Sara DiRienzo, Gordon’s deputy policy advisor, explained to the working group that she’d be cleaning up the final set of draft recommendations that members fine-tuned on Friday and would give them one more chance to catch typos and make small changes. Then, she said, they’d get presented to the governor “for his review and decision.”
Some resistance to designating the migration corridor remained from industries and counties until the end.

At the onset of Friday’s meeting, working group member and Sublette County Commissioner Lynn Bernard clarified that his elected body still had reservations about designating the route.
“The position of the county [is] we’re thankful, but we’ll control our own county,” Bernard said.
Ultimately, however, none of the 11 working group members voted completely against the idea of designating the migration corridor.

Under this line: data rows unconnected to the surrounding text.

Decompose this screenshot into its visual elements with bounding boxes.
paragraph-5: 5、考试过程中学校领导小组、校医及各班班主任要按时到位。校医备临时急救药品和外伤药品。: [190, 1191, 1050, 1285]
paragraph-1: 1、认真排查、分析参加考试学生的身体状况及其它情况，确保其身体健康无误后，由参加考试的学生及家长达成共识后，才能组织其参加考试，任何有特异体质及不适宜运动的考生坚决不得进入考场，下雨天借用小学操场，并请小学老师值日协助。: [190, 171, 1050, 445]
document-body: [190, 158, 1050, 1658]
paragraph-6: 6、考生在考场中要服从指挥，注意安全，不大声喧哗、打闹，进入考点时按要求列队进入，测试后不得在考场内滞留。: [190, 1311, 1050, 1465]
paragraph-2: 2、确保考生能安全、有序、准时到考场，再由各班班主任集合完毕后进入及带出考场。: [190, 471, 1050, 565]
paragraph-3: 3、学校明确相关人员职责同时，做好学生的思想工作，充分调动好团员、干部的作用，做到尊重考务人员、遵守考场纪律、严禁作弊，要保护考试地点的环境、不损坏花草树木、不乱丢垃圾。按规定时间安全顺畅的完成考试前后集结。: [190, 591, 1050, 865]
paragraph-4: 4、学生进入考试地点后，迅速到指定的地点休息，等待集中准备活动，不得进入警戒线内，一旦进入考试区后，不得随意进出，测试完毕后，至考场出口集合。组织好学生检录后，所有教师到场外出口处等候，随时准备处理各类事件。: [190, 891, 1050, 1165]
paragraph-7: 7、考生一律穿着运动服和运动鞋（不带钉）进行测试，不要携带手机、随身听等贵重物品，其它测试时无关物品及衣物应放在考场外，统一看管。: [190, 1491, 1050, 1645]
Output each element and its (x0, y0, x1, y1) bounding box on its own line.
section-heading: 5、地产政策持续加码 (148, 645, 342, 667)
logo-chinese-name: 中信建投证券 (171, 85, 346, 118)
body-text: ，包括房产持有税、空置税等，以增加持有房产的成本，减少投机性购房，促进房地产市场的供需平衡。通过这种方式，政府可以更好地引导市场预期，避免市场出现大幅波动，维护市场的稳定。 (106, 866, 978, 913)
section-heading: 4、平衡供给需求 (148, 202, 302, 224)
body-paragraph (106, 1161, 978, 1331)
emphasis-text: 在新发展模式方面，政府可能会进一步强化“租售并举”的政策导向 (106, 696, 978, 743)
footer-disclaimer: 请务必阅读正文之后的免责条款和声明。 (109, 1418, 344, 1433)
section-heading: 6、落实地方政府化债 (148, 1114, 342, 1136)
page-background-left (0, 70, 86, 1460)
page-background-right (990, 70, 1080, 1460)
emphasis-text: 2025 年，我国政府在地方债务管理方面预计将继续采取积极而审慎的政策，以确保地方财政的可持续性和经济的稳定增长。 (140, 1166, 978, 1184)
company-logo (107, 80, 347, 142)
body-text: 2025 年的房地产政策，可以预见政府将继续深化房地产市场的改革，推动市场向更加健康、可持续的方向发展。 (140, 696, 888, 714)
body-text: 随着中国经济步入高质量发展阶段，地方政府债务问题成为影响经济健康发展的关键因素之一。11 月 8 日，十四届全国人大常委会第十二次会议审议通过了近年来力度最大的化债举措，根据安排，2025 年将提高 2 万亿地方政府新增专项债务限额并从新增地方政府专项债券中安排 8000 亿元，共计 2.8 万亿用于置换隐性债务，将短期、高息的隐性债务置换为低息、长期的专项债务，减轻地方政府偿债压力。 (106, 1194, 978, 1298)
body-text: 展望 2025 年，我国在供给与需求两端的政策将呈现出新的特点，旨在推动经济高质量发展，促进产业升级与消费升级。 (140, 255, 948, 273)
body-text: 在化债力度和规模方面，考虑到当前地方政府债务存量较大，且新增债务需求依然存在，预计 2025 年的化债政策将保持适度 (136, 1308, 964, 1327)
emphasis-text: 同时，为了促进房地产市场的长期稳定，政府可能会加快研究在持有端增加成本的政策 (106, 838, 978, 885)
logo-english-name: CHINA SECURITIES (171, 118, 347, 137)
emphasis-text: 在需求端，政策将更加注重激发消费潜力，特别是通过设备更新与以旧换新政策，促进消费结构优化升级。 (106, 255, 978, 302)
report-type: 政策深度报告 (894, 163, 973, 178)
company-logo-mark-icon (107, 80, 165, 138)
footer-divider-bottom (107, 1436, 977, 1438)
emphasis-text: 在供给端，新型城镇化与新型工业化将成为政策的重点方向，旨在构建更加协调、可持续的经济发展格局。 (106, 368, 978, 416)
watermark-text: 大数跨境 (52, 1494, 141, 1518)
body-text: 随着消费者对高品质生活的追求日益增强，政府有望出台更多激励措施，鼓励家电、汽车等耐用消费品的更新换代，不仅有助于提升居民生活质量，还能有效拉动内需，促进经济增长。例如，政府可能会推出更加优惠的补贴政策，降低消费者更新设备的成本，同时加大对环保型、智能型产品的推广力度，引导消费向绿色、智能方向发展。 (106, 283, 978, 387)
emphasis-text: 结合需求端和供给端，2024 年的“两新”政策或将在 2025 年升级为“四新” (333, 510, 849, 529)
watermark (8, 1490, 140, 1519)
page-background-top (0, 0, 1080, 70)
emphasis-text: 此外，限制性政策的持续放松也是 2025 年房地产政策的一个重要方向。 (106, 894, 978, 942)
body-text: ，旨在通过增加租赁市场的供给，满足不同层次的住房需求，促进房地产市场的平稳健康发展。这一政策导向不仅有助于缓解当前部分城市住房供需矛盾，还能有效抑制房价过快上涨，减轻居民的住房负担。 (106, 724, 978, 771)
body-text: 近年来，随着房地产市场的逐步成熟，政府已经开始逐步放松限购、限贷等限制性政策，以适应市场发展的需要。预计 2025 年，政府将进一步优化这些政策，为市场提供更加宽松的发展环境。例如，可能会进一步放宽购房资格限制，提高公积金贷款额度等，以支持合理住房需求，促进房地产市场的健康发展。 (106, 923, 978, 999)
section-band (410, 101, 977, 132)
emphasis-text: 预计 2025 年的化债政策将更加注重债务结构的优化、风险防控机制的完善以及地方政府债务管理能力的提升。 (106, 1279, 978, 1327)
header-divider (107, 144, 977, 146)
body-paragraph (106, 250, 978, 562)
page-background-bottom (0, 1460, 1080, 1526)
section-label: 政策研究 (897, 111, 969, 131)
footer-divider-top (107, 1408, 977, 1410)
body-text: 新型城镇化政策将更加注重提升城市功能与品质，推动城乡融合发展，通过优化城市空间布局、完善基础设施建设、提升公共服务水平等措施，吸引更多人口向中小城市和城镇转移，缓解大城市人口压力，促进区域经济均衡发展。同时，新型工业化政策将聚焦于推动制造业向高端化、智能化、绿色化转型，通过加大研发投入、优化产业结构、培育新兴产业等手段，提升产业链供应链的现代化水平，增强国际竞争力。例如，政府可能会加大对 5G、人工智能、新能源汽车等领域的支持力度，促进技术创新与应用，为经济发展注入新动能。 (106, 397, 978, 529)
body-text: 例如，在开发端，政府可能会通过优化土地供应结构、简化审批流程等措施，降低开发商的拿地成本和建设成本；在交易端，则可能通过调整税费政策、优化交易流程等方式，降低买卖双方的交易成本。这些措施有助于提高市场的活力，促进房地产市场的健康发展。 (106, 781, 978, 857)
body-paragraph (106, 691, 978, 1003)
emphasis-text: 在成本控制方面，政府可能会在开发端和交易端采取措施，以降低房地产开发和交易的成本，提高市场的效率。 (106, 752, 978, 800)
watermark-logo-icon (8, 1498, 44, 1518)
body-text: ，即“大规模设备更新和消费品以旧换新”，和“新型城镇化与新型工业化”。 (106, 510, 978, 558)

One member, oil and gas industry representative Jasmine Allison, voted to let the designation go forward with “serious reservations.” Two others, agriculture industry representative Mike Henn and mining industry representative Craig Rood, voted to designate “with reservation.” The other eight members were fully on board.
The Wyoming Game and Fish Department has not yet formally announced what mule deer or pronghorn migration is next in the queue to go through the state’s designation process. There are dozens of known, mapped routes to choose from.
In 2019, the state agency started the process of designating the landscapes used by the Wyoming Range Mule Deer Herd, though those proposed protections remain in a state of limbo.